Известный с XV века как село, Мышкин в 1777 году получил статус города. Эту дату я запомнил сразу: в нашем семейном архиве храняться сибирские 10 копеек 1777 года – очень большая, тяжёлая монета с двумя соболями на реверсе. По указу Е.И.В. Екатерины Великой этот особенный вид денег производился из колыванской меди: медного сплава с содержанием золота и серебра, и имел хождение исключительно в Сибирской губернии. Монета досталась нам в наследство от предков – сибирских казаков.
«Почему они, и все последующие поколения, её хранили? – часто думал я. – Дело случая, на счастье или просто нравилась, как иные произведения скульптуры малых форм? Действительно красавица!»
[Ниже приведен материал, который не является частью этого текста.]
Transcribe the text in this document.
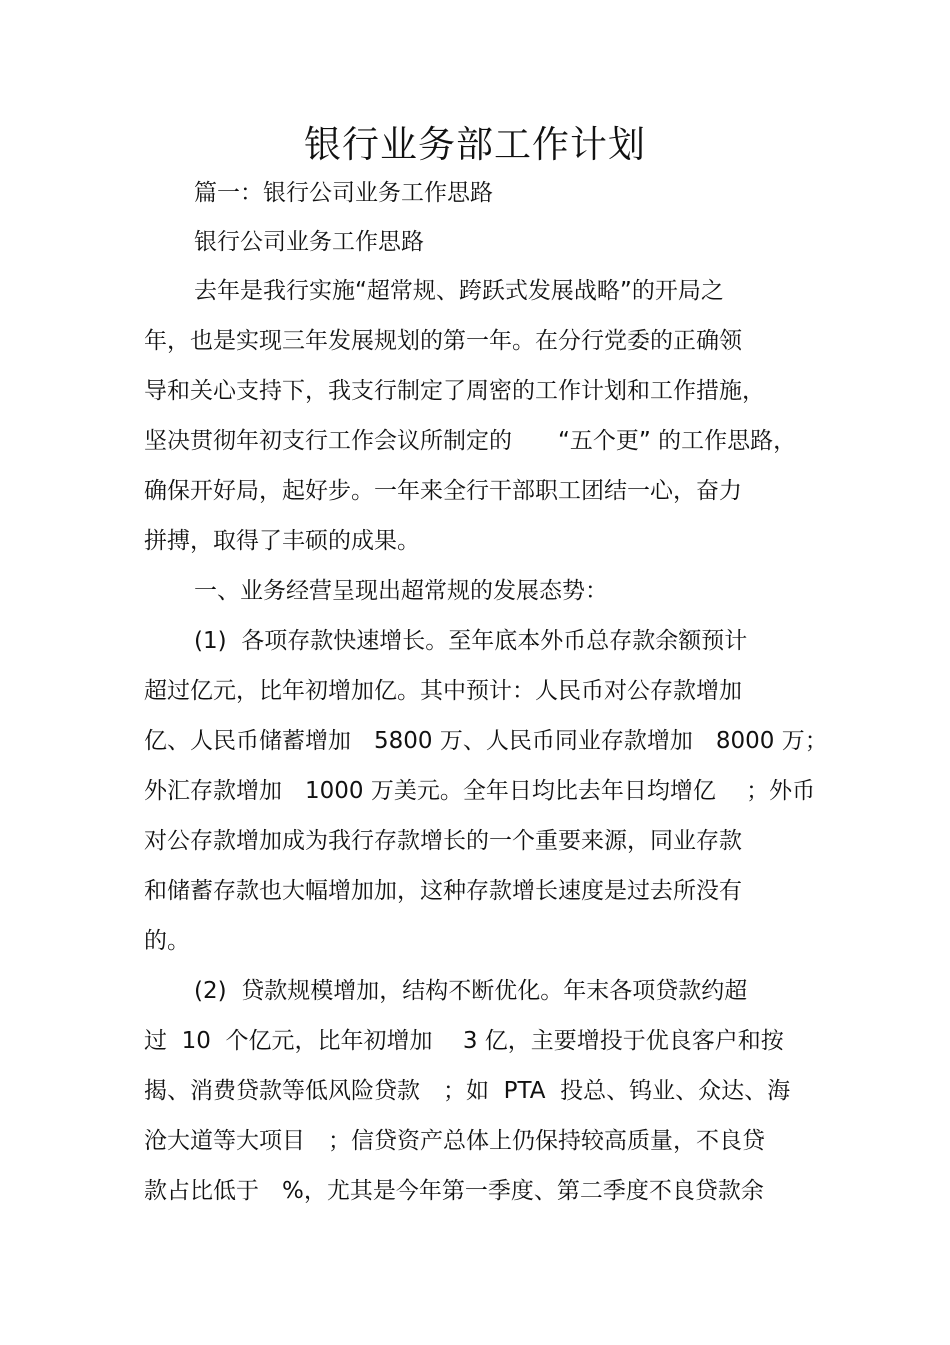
银行业务部工作计划
篇一：银行公司业务工作思路
银行公司业务工作思路
去年是我行实施“超常规、跨跃式发展战略”的开局之
年，也是实现三年发展规划的第一年。在分行党委的正确领
导和关心支持下，我支行制定了周密的工作计划和工作措施，
坚决贯彻年初支行工作会议所制定的　　“五个更” 的工作思路，
确保开好局，起好步。一年来全行干部职工团结一心，奋力
拼搏，取得了丰硕的成果。
一、业务经营呈现出超常规的发展态势：
(1)  各项存款快速增长。至年底本外币总存款余额预计
超过亿元，比年初增加亿。其中预计：人民币对公存款增加
亿、人民币储蓄增加　5800 万、人民币同业存款增加　8000 万；
外汇存款增加　1000 万美元。全年日均比去年日均增亿　 ；外币
对公存款增加成为我行存款增长的一个重要来源，同业存款
和储蓄存款也大幅增加加，这种存款增长速度是过去所没有
的。
(2)  贷款规模增加，结构不断优化。年末各项贷款约超
过  10  个亿元，比年初增加　 3 亿，主要增投于优良客户和按
揭、消费贷款等低风险贷款　；如  PTA  投总、钨业、众达、海
沧大道等大项目　；信贷资产总体上仍保持较高质量，不良贷
款占比低于　%，尤其是今年第一季度、第二季度不良贷款余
Русскую сибирскую монету начали бить в 1763 году, когда на карте мира и в помине не было многих известных нам сегодня государств, в том числе США. В конце XVIII века в Иркутске за 10 сибирских копеек можно было купить 20 килограммов первосортной ржаной муки. В тоже время в европейской части России за «обычные» 10 копеек можно было проехать на почтовых лошадях 10 вёрст по дороге из Санкт-Петербурга до Новгорода и 20 вёрст из Новгорода до Москвы.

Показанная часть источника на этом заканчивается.